Аналитика
Обзор
Что такое аналитика обучения?
Аналитика обучения — это программные алгоритмы, которые используются для прогнозирования или выявления неизвестных аспектов процесса обучения на основе исторических данных и текущего поведения. Участвуют четыре основные категории аналитики обучения:
- описательная (что произошло?);
- предсказательная (что произойдёт дальше?);
- диагностическая (почему это произошло?);
- предписательная (сделайте это, чтобы улучшить).
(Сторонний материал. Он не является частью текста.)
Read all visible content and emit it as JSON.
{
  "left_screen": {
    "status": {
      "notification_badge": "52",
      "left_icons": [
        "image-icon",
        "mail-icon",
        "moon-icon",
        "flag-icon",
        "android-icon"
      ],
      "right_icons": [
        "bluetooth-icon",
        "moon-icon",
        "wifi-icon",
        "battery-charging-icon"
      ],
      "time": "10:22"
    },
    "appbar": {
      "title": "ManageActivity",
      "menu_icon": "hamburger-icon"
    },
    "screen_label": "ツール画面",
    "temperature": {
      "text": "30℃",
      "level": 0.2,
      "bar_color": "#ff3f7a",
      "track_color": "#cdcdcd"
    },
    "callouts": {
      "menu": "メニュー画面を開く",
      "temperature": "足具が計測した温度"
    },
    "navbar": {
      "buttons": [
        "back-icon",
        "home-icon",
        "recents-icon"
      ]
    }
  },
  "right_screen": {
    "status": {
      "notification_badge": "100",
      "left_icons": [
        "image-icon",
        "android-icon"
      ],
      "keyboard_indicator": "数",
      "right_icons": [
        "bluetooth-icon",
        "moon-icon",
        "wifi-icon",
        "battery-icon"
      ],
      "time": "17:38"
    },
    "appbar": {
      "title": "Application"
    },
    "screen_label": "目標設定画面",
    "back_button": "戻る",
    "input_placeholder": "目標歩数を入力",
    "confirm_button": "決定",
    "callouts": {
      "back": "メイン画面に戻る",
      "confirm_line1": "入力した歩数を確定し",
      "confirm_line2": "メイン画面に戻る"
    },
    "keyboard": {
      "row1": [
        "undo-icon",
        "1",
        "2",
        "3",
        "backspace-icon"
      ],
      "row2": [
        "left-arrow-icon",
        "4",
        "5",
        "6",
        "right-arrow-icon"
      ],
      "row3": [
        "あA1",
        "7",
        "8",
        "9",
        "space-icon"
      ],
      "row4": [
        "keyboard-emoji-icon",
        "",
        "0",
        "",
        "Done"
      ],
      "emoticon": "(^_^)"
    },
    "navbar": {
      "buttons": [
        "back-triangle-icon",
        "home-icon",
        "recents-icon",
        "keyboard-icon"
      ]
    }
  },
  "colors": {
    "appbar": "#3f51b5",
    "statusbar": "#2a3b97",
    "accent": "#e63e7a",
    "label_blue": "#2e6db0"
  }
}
Большинство коммерческих решений являются только описательными. Те, которые являются предсказательными или проактивными, делают определённые предположения об обучении, которые применимы не ко всем.
Аналитика и отчётность
Moodle предоставляет множество встроенных отчётов на основе данных журналов, но они в основном описательны по своей природе — они сообщают участникам, что произошло, но не почему, и не предсказывают результаты или не советуют участникам, как улучшить результаты. Записи в журналах, хотя и очень подробные, сами по себе не описывают процесс обучения. Они сообщают нам «кто», «что» и «когда», но не «почему» и «насколько хорошо». Для разработки модели взаимодействия требуется гораздо больше контекста для каждого микродействия.
Также для Moodle существует множество сторонних плагинов, которые предоставляют описательную аналитику. Существуют также интеграции со сторонними внешними решениями для отчётности. Опять же, они в основном предоставляют описательную аналитику, которая опирается на суждения человека для интерпретации отчётов и составления прогнозов и предписаний.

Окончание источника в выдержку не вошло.